On last night’s show John mentioned that an effort led by congressional Democrats to require disclosure of donors among independent political groups had fallen victim to partisan gridlock in the United States Senate. Known as the Democracy is Strengthened by Casting Light on Spending in Elections Act – or the DISCLOSE Act – Senate Democrats have filed for cloture on their bill twice but both votes were blocked by unified Republican opposition.
The bill first failed 57 to 41 along party lines in a roll call vote on July 27. Senators John Ensign (R-Nevada) and Joe Lieberman (I-Connecticut) did not vote.
After the July vote, Republicans accused Democrats of trying to protect their congressional majorities by carving out exceptions in the new legislation for groups sympathetic to their causes. In response, the bill’s sponsor, Sen. Chuck Schumer (D-New York) tried to win over Republicans by promising to postpone enactment of the new disclosure legislation until after November’s midterm elections.

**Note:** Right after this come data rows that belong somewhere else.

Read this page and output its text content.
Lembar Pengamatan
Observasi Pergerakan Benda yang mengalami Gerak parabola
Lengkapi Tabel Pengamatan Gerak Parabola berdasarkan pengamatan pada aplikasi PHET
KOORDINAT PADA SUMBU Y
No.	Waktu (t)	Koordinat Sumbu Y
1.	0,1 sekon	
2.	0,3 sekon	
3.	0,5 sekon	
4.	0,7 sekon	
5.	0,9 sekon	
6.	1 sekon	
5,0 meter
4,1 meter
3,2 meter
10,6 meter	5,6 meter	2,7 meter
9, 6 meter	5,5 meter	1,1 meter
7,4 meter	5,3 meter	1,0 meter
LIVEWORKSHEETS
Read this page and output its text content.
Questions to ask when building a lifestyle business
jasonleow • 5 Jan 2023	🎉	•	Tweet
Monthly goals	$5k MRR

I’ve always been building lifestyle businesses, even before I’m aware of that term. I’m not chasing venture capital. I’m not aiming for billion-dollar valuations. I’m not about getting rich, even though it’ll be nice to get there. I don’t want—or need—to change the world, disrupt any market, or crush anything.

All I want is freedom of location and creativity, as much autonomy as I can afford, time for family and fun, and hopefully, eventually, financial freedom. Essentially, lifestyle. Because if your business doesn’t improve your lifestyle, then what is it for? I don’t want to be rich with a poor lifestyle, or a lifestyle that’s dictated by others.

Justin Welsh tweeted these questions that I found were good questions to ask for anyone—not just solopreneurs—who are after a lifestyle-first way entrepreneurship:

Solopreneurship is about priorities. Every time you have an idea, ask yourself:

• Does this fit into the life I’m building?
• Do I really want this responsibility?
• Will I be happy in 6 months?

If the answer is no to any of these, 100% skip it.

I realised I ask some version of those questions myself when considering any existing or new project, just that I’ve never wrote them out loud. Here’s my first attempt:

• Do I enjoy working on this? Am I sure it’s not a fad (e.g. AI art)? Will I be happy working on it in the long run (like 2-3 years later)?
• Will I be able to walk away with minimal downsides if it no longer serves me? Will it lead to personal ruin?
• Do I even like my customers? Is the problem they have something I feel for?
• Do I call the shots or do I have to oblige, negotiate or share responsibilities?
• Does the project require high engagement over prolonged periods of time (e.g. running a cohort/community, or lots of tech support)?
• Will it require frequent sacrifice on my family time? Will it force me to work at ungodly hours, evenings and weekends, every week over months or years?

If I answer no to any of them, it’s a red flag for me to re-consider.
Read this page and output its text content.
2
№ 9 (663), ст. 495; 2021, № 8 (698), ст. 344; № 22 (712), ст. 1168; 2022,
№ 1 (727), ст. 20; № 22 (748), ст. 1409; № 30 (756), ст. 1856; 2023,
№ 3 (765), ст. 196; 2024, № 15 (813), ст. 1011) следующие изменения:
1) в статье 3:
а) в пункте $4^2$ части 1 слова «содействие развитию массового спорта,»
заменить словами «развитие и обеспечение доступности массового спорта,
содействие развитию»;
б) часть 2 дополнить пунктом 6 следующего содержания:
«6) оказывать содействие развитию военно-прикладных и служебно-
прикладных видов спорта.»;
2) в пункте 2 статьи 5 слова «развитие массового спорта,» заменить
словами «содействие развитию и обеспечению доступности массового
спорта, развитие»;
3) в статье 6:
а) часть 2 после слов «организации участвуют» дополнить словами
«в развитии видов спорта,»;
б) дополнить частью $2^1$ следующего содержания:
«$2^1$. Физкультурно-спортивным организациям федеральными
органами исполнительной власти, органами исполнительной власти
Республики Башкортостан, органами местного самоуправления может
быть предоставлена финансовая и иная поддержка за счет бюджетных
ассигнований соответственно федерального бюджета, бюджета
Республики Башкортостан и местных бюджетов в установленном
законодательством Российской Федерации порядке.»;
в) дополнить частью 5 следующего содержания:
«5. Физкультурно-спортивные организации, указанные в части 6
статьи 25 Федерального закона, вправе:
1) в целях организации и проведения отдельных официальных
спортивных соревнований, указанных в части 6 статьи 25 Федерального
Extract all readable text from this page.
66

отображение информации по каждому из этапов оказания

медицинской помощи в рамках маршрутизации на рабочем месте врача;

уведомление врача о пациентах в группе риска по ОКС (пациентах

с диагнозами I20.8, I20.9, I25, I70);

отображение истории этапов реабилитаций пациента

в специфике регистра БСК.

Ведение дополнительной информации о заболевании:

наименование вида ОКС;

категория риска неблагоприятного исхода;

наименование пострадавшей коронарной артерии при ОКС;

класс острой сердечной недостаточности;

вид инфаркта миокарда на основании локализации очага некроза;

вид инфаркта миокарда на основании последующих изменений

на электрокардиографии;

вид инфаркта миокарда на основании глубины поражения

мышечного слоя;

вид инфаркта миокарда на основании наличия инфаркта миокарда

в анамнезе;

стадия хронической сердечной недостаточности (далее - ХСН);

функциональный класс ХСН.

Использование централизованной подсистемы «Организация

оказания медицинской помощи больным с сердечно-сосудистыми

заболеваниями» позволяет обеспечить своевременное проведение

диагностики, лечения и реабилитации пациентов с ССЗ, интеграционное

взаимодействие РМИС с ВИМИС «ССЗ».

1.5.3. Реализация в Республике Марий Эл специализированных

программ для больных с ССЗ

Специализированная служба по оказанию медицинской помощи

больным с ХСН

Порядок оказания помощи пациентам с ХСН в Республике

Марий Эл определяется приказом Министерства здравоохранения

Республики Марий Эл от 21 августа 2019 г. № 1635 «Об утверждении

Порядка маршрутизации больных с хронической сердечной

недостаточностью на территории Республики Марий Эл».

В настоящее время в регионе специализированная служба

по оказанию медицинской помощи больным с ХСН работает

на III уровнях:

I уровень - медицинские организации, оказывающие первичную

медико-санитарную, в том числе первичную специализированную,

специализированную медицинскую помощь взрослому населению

Nonetheless, a cloture vote on the bill failed again along party lines on September 23. This time the Democrats rallied their entire caucus in support of the legislation, securing 59 votes, but no Republicans defected. Sens. Kay Bailey Hutchison (R-Texas) and Lisa Murkowski (R-Alaska) did not vote.
In the run-up to the September vote, Democrats focused much of their efforts on moderate Republican Sen. Olympia Snowe of Maine, a frequent target of Democratic bargaining. In the end she voted with the rest of her caucus, releasing this statement explaining her opposition:
“I am deeply disappointed that the legislation currently before the Senate is a 117-page wide-ranging bill that does not apply equally to everyone who is engaged in campaign advertising, contains provisions that are clearly unconstitutional, and has never benefitted from full public review and vetting at even a single committee hearing… “When we first considered this measure in July, the American Civil Liberties Union – which opposes the bill – wrote to me that ‘this legislation would fail to improve the integrity of our campaigns in any substantial way while significantly harming the speech and associational rights of Americans.’ Given the fact that we’re now considering identical legislation, there is no reason to believe this bill will do otherwise.”